Hive-02 DDL| DML

类型转换

可以使用CAST操作显示进行数据类型转换
例如CAST('1' AS INT)将把字符串'1' 转换成整数1；如果强制类型转换失败，如执行CAST('X' AS INT)，表达式返回空值 NULL。

0: jdbc:hive2://hadoop101:10000> select '1'+2, cast('1'as int) + 2;
+------+------+--+
| _c0  | _c1  |
+------+------+--+
| 3.0  | 3    |

对于Hive的String类型相当于数据库的varchar类型，该类型是一个可变的字符串，不过它不能声明其中最多能存储多少个字符，理论上它可以存储2GB的字符数。

集合数据类型

Hive有三种复杂数据类型ARRAY、MAP 和 STRUCT。ARRAY和MAP与Java中的Array和Map类似，而STRUCT与C语言中的Struct类似，它封装了一个命名字段集合，复杂数据类型允许任意层次的嵌套。
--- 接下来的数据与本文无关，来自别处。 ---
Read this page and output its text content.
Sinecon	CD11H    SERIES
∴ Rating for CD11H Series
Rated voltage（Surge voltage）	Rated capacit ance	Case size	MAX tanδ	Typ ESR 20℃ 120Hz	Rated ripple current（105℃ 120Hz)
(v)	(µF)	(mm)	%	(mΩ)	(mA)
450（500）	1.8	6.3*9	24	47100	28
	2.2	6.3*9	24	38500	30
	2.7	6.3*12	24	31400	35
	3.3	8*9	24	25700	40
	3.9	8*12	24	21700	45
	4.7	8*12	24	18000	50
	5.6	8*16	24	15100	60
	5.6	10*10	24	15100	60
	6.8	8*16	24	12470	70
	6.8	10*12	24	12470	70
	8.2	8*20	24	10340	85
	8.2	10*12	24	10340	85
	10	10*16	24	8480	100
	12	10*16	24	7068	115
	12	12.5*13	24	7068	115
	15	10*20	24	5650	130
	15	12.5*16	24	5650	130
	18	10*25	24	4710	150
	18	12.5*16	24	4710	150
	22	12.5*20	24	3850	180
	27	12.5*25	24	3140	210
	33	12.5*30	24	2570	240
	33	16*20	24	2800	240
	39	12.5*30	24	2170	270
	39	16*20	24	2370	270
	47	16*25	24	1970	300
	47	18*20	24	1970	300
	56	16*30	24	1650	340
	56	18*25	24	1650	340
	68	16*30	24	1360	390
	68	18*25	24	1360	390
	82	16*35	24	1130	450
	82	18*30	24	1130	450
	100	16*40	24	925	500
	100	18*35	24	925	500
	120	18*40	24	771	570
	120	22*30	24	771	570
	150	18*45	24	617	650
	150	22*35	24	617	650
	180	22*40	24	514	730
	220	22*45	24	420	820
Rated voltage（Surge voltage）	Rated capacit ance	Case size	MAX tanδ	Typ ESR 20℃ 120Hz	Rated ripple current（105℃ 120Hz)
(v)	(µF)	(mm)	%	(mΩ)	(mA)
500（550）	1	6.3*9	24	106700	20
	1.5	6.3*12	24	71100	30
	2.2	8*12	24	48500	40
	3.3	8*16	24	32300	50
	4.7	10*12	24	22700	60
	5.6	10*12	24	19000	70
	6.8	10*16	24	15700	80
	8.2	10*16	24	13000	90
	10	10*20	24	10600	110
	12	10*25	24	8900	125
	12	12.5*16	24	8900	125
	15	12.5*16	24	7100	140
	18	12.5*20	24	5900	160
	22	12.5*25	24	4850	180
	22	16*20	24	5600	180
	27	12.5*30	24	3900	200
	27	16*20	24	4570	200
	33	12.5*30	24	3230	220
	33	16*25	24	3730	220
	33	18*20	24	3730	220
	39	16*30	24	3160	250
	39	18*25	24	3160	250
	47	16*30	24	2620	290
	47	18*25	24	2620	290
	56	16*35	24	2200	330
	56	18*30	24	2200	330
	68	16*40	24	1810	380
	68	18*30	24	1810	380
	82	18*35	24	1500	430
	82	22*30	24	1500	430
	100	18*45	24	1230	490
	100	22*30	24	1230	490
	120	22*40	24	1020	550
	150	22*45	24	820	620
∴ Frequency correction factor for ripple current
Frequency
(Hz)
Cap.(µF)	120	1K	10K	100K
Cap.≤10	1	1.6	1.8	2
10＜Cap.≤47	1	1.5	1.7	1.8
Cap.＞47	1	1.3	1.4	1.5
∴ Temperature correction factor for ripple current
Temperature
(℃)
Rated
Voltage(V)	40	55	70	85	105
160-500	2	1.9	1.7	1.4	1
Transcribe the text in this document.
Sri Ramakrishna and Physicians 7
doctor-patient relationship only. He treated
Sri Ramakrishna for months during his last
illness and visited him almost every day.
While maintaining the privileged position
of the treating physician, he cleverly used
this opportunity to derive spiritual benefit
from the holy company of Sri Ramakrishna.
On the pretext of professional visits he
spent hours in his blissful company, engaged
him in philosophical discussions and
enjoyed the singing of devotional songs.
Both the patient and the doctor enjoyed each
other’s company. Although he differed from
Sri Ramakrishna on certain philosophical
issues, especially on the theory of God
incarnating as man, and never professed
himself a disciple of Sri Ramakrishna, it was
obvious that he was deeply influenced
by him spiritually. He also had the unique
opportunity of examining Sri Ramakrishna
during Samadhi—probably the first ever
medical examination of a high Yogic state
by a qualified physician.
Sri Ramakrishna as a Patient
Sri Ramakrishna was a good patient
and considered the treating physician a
[kris@hadoop101 datas]$ vim test.txt
songsong,bingbing_lili,xiao song:18_xiaoxiao song:19,hui long guan_beijing
yangyang,caicai_susu,xiao yang:18_xiaoxiao yang:16, chao yang_beijing

hive (default)> create table test(
              > name string,
              > friends array<string>,
              > children map<string, int>,
              > address struct<street:string, city:string>)
              > row format delimited fields terminated by ','
              > collection items terminated by '_'
              > map keys terminated by ':'
              > lines terminated by '
';
OK
Time taken: 0.249 seconds
hive (default)> load data local inpath '/opt/module/datas/test.txt/' into table test;
Loading data to table default.test
Table default.test stats: [numFiles=1, totalSize=145]
OK
Time taken: 1.365 seconds
0: jdbc:hive2://hadoop101:10000> select * from test;
0: jdbc:hive2://hadoop101:10000> select friends[1], children['xiao song'], address.city from test where name="songsong";
+-------+------+----------+--+
|  _c0  | _c1  |   city   |
+-------+------+----------+--+
| lili  | 18   | beijing  |
+-------+------+----------+--+
1 row selected (0.321 seconds)

DDL数据定义

创建数据库

创建一个数据库，数据库在HDFS上的默认存储路径是/user/hive/warehouse/*.db。

修改

用户可以使用ALTER DATABASE命令为某个数据库的DBPROPERTIES设置键-值对属性值，来描述这个数据库的属性信息。数据库的其他元数据信息都是不可更改的，包括数据库名和数据库所在的目录位置。

① 创建数据库
0: jdbc:hive2://hadoop101:10000> create database if not exists db_hive;  避免要创建的数据库已经存在错误，增加if not exists判断。（标准写法）
No rows affected (0.032 seconds)
0: jdbc:hive2://hadoop101:10000> create database if not exists db_hive2 location '/db_hive2.db'; 指定数据库在HDFS上存放的位置

② 修改数据库

hive (db_hive)> alter database db_hive set dbproperties('createtime'='20190215');
OK
Time taken: 0.031 seconds
③ 查看数据库| 切换数据库 use xx;
hive (db_hive)> desc database extended db_hive;  显示数据库详细信息； 也可以去掉extended即显示数据库信息；
OK
db_name comment location        owner_name      owner_type      parameters
db_hive         hdfs://hadoop101:9000/user/hive/warehouse/db_hive.db    kris    USER    {createtime=20190215}
Time taken: 0.016 seconds, Fetched: 1 row(s)
④ 删除数据库
hive (db_hive)> drop database db_hive2;
hive (db_hive)> drop database if exists db_hive2; 
hive (db_hive)> drop database db_hive cascade;  ##若数据库不为空，则强制删除用cascade；

创建表

hive (default)> create table if not exists student2(
              > id int, name string)
              > row format delimited fields terminated by '	'
              > stored as textfile
              > location '/user/hive/warehouse/student2';
OK

管理表| 内部表

管理表，有时也被称为内部表。因为这种表，Hive会（或多或少地）控制着数据的生命周期。Hive默认情况下会将这些表的数据存储在由配置项hive.metastore.warehouse.dir(例如，/user/hive/warehouse)所定义的目录的子目录下。当我们删除一个管理表时，Hive也会删除这个表中数据。管理表不适合和其他工具共享数据。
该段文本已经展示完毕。